Indeed Liverpool could have had several more goals, Steve McManaman hitting a post and Robbie Fowler missing several opportunities. "We contrived to make it difficult for ourselves," Roy Evans, the Liverpool manager, said. "We overdid everything. We teach the players to pass but there has to be a point to the passing. We had enough of the ball to win several matches."

Burnley had grounds for believing they were the better side in the first meeting between the teams, and there was nothing in the opening exchanges to discourage them.

Gerry Harrison had David James rushing to his right-hand post to deal with a low drive after 40 seconds, while John Mullin was even closer with a 16th-minute header from Gary Parkinson's free-kick on the left that skimmed the home bar.

Liverpool began to assert themselves as the match progressed, however, and would have put the tie beyond doubt long before Barnes' goal if they had not tended to over-elaborate on the edge of the area.

Bjornebye and McManaman repeatedly made inroads down the left but the final pass did not match the build-up, so it was both in keeping and a surprise that they played principal parts in the goal. McManaman's twisting, teasing run into the area yielded a corner and this time Bjornebye's delivery was perfect. "It was a great goal that didn't fit the game," Evans said.

Ahead, Liverpool could allow Burnley to overstretch themselves and attack on the break, and Fowler alone could have scored three times before Ruddock spread home alarm by getting dismissed.

The England centre-back was betrayed by a bobble on an unpredictable pitch, and as he struggled to regain control Robinson stole the ball and hared for goal. His progress was halted by a trip, however, leaving the referee with little option but to brandish a red card.

"It's a shame," Jimmy Mullen, the Burnley manager, said. "It's a poor reward for such a good opportunity.
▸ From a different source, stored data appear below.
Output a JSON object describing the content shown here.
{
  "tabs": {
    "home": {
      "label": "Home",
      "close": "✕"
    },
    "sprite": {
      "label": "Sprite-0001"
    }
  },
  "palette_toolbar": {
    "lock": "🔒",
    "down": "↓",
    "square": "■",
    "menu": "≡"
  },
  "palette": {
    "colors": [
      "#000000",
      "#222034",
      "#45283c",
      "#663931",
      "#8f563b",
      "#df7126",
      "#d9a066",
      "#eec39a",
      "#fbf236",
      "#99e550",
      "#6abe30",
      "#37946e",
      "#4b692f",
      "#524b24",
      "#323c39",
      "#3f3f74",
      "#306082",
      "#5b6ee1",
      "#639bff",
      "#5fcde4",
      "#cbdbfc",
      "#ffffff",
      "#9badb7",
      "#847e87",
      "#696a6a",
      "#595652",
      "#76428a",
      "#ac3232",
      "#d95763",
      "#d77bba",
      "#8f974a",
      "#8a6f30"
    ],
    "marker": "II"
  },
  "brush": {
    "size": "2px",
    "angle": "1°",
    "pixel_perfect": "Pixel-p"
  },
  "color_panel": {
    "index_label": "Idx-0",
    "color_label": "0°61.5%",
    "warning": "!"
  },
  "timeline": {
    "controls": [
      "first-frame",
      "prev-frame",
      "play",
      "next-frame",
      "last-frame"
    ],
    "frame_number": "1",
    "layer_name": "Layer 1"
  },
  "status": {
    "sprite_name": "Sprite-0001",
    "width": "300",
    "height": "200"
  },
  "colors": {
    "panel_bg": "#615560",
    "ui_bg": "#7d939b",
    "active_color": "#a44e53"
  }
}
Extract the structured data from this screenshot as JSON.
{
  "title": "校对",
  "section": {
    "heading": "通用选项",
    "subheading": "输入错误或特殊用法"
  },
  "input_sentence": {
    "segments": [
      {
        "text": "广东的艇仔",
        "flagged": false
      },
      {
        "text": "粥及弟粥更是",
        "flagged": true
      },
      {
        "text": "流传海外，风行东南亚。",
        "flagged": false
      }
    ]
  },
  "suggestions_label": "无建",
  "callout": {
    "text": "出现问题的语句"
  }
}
Robinson would have scored. I'd put my house on it."

Liverpool's reward is a chance to avenge their upset by Wimbledon in the 1988 final, the only occasion the clubs have met in the Cup.

Liverpool: (5-3-2): James; R Jones, Scales, Ruddock, Babb, Bjornebye (Walters, 65); McManaman, Thomas, Barnes; Fowler, Rush. Substitutes not used: Clough, Stensgaard (gk).

Burnley: (5-3-2): Beresford; Parkinson, Davis, Hoyland (Peel, 75), Winstanley, Eyers; Arthur, Randall, Harrison (McMinn, 65); Mullin, Robinson. Substitutes not used: Russell (gk).

Referee: K Morton (Bury St Edmunds).